Every mosque has a mihrab, a niche in the wall that indicates the direction of Qibla, towards which the Muslims pray. A minbar (pulpit) is also commonly found in mosques which is used by an Islamic scholar to deliver religious sermons and speeches.

The home of the Prophet Muhammad (pbuh) is considered to be the first mosque of Islam; a typical 7th Century Arabian house, with a courtyard surrounded by rooms supported by columns in Madina. This was the style adopted by Arabs to build mosques for centuries. With the advent of technology and infusion of modernism, the architecture for mosques changed considerably.
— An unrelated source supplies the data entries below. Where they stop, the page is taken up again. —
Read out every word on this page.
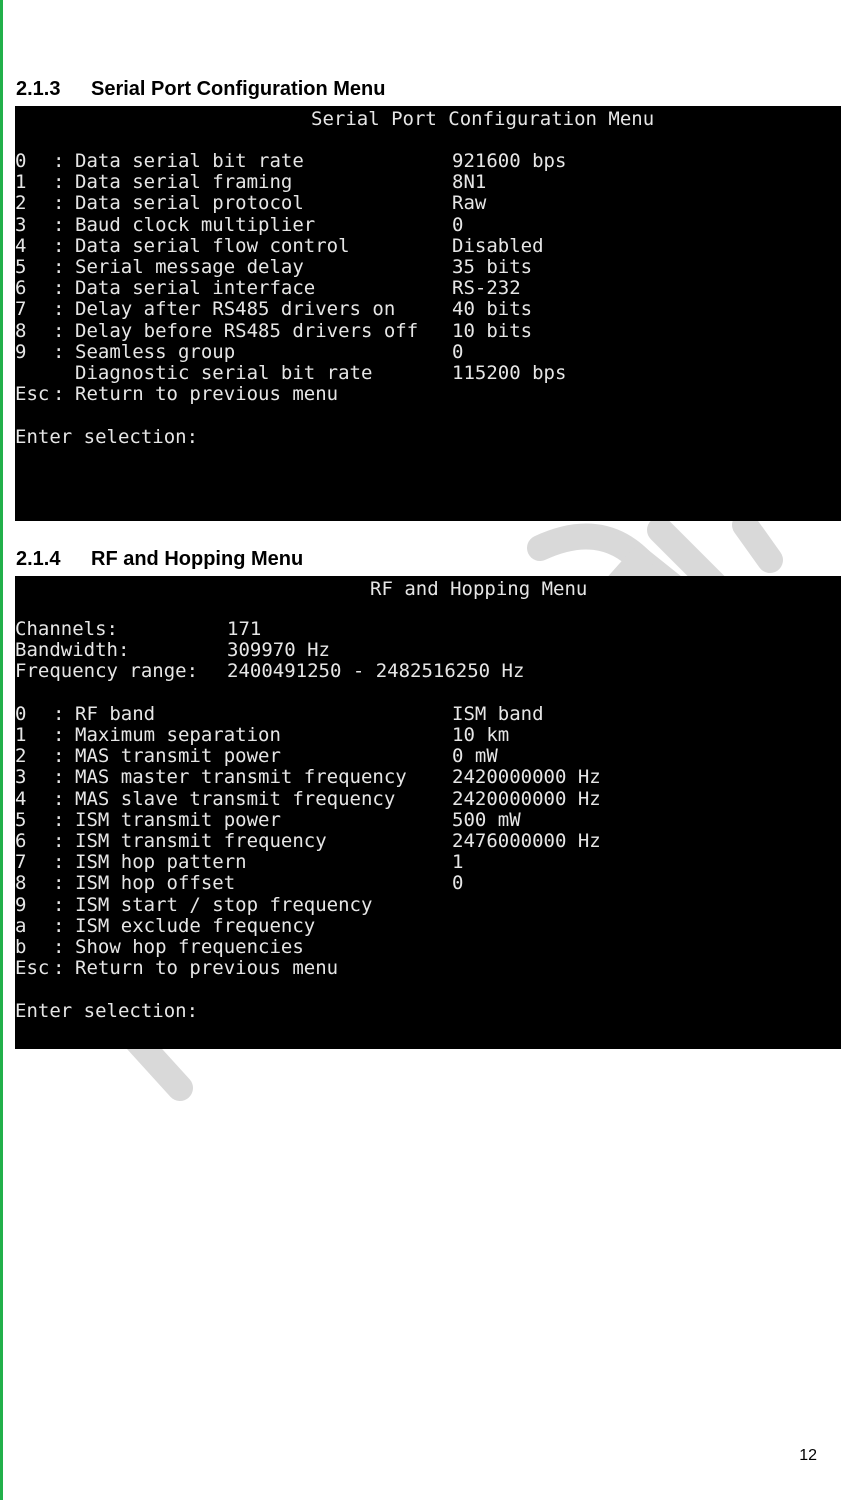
2.1.3 Serial Port Configuration Menu
Serial Port Configuration Menu
0 : Data serial bit rate	921600 bps
1 : Data serial framing	8N1
2 : Data serial protocol	Raw
3 : Baud clock multiplier	0
4 : Data serial flow control	Disabled
5 : Serial message delay	35 bits
6 : Data serial interface	RS-232
7 : Delay after RS485 drivers on	40 bits
8 : Delay before RS485 drivers off 10 bits
9 : Seamless group	0
Diagnostic serial bit rate	115200 bps
Esc : Return to previous menu
Enter selection:
2.1.4 RF and Hopping Menu
RF and Hopping Menu
Channels:	171
Bandwidth:	309970 Hz
Frequency range: 2400491250 - 2482516250 Hz
0 : RF band	ISM band
1 : Maximum separation	10 km
2 : MAS transmit power	0 mW
3 : MAS master transmit frequency 2420000000 Hz
4 : MAS slave transmit frequency	2420000000 Hz
5 : ISM transmit power	500 mW
6 : ISM transmit frequency	2476000000 Hz
7 : ISM hop pattern	1
8 : ISM hop offset	0
9 : ISM start / stop frequency
a : ISM exclude frequency
b : Show hop frequencies
Esc : Return to previous menu
Enter selection:
12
Let’s look at some of the present day famous mosques from around the world.


1-Masjid-al Haram

Masjid-al Haram, the largest mosque in the world, was built around Ka’aba. It has been modified and extended several times under the reign of various Muslims rulers. The present design with Ka’aba enclosed in the centre of the mosque is based on the rebuilding ordered by Abbasid Caliph Al-Mahdi.


2.Masjid-e-Nabawi

Masjid-e-Nabawi was established by Prophet Muhammad (PBUH) himself, upon his migration from Mecca to Madina. It is the second largest mosque in the world after Masjid-al Haram.


3.Sheikh Zayed Mosque

Sheikh Zayed Mosque, situated in Abu Dhabi, is world’s third largest mosque after the ones in Mecca and Madina. It was named after its owner Sheikh Zayed Al Nahyan. Built to strengthen Islamic culture, the mosque also serves as the last resting place for Sheikh Zayed.


4.Qolsharif Mosque

The Qolsharif Mosque, situated in Russia (Kazan), is the main centre for all islamic activities and religious enlightenment. It is the biggest mosque in Russia and Europe (outside of Turkey). It is a re-creation of a multi-minaret Mosque in the capital of Khanate of Kazan which was destroyed in 1552 by the army of Ivan.


5.Ummayad Mosque 

The Umayyad mosque also known as the Great Mosque of Damascus is the oldest stone Mosque that still stands today. It was built in 705-715 by the Umayyad Caliph Al-Walid 1.


6.Badshahi Mosque

Photo by: Ujphotos via Wikimedia Commons

The Badshahi Mosque, also known as the “Emperor’s Mosque” is located in the heart of Lahore. It was built by Mughal Emperor Aurangzeb in 1673 and is one of the most significant landmarks of the city.


7.Nur Astana Mosque

Nur Astana Mosque, situated in the capital of Kazakhstan, Astana, is the third largest mosque in Central Asia. It was constructed in 2005 and is an exquisite sight with its geometrical patterning and contrasting colours of Blue, white, red and gold.


8.Siddiqa Fatima Zahra Mosque

Siddiqa Fatima Zahra Mosque, situated in Kuwait near Kuwait International Airport, resembles Taj Mahal in India. Built in 2011, the mosque occupies an area of 3200 square meters and can hold 4000 worshippers at a time.


9.The Blue Mosque

A popular tourist site and historically known as the blue mosque is located in Istanbul, Turkey. The mosque is also known as the Sultan Ahmed mosque, since it was built between years 1609 and 1616, in the reign of Ahmed I. The mosque remains open for visitors and tourists except for the congregation time, for about half an hour for each prayer.


10.Akhmad Kadyrov Mosque

Akhmad Kadyrov Mosque, located in Gronza, capital of Chechnya, is officially known as the Heart of Chechnya. It is one of the largest mosques in Russia. It is named after Akhmad Kadyrov, who commissioned the construction. The mosque was officially in 2008 where the Chechen leader spoke in presence of the Russian leader Vladimir Putin.